Closed YongLD closed 1 month ago
The bug have fix.
Base on the ML-Mamba-main/mlmamba/models/backbones/vision/dinosiglip_vit.py
, I change the code return torch.cat([dino_patches[0], siglip_patches[0]], dim=2)
to return torch.cat([dino_patches, siglip_patches], dim=2)
,
I apologize for the delay in responding. Your modification is indeed correct. I have also added comments in the code to reflect this change. The issue was caused by differences in library versions. Thank you for your understanding.
One more question, I saw that there is some additional datasets in the project, such as [LVIS-Instruct-4V]
and [LRV-Instruct]
, but I do not find it's metioned in the paper. Have you used these datasets on the stage of finetuning?

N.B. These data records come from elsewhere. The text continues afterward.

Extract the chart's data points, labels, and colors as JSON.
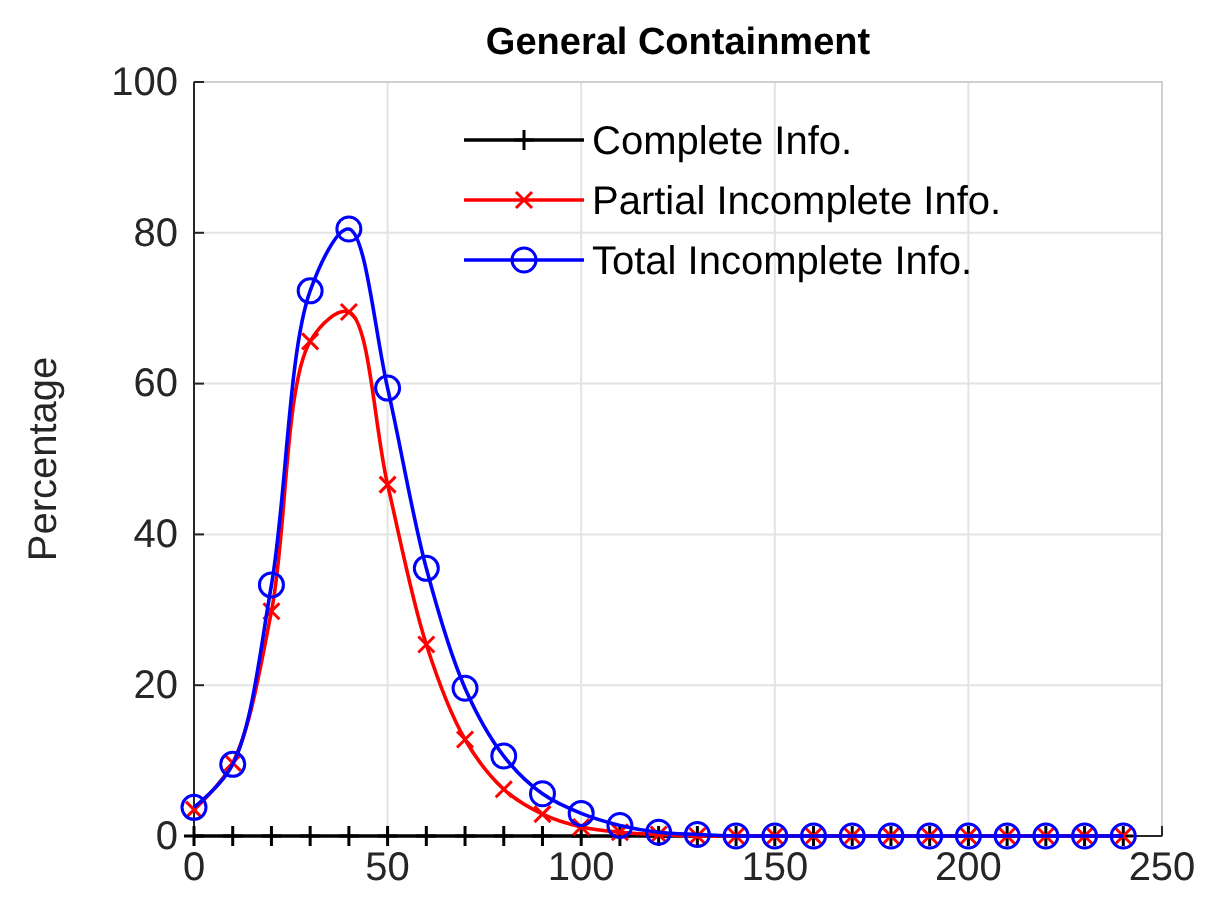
{
  "chart_data": {
    "type": "line",
    "title": "General Containment",
    "ylabel": "Percentage",
    "x": [
      0,
      10,
      20,
      30,
      40,
      50,
      60,
      70,
      80,
      90,
      100,
      110,
      120,
      130,
      140,
      150,
      160,
      170,
      180,
      190,
      200,
      210,
      220,
      230,
      240
    ],
    "series": [
      {
        "name": "Complete Info.",
        "color": "#000000",
        "marker": "cross",
        "values": [
          0,
          0,
          0,
          0,
          0,
          0,
          0,
          0,
          0,
          0,
          0,
          0,
          0,
          0,
          0,
          0,
          0,
          0,
          0,
          0,
          0,
          0,
          0,
          0,
          0
        ]
      },
      {
        "name": "Partial Incomplete Info.",
        "color": "#ff0000",
        "marker": "x",
        "values": [
          3.5,
          9.7,
          29.8,
          65.6,
          69.5,
          46.6,
          25.4,
          12.8,
          6.2,
          2.9,
          1.2,
          0.5,
          0.2,
          0,
          0,
          0,
          0,
          0,
          0,
          0,
          0,
          0,
          0,
          0,
          0
        ]
      },
      {
        "name": "Total Incomplete Info.",
        "color": "#0000ff",
        "marker": "circle",
        "values": [
          3.8,
          9.5,
          33.3,
          72.3,
          80.5,
          59.4,
          35.5,
          19.6,
          10.6,
          5.6,
          3.0,
          1.4,
          0.5,
          0.2,
          0,
          0,
          0,
          0,
          0,
          0,
          0,
          0,
          0,
          0,
          0
        ]
      }
    ],
    "xlim": [
      0,
      250
    ],
    "xticks": [
      0,
      50,
      100,
      150,
      200,
      250
    ],
    "ylim": [
      0,
      100
    ],
    "yticks": [
      0,
      20,
      40,
      60,
      80,
      100
    ],
    "grid": true,
    "legend": "top right",
    "line_style": "solid"
  }
}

Buy the way, Code in scripts/pretrain.py
:
dist.init_process_group(backend='nccl')
would be better to be changed as following :
if not dist.is_initialized():
dist.init_process_group(backend='nccl')
One more question, I saw that there is some additional datasets in the project, such as
[LVIS-Instruct-4V]
and[LRV-Instruct]
, but I do not find it's metioned in the paper. Have you used these datasets on the stage of finetuning?

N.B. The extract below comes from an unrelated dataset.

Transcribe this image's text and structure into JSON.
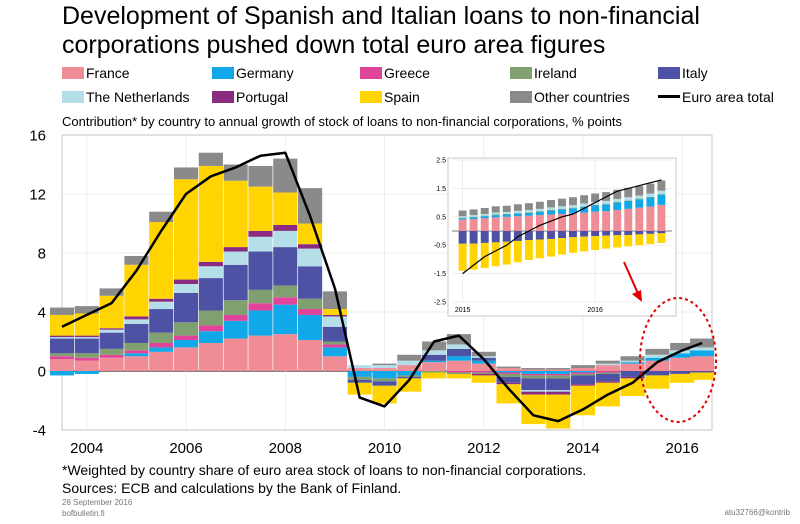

I only used LLaVA v1.5 for fine-tuning in my ML-Mamba project. Although the source code supports pre-training with LVIS-Instruct-4V and LRV-Instruct datasets, I did not utilize these datasets during the fine-tuning stage.
It seems that there is an issue with the visual module. I haven't made any changes to the code during this process. Could this bug be caused by the model update?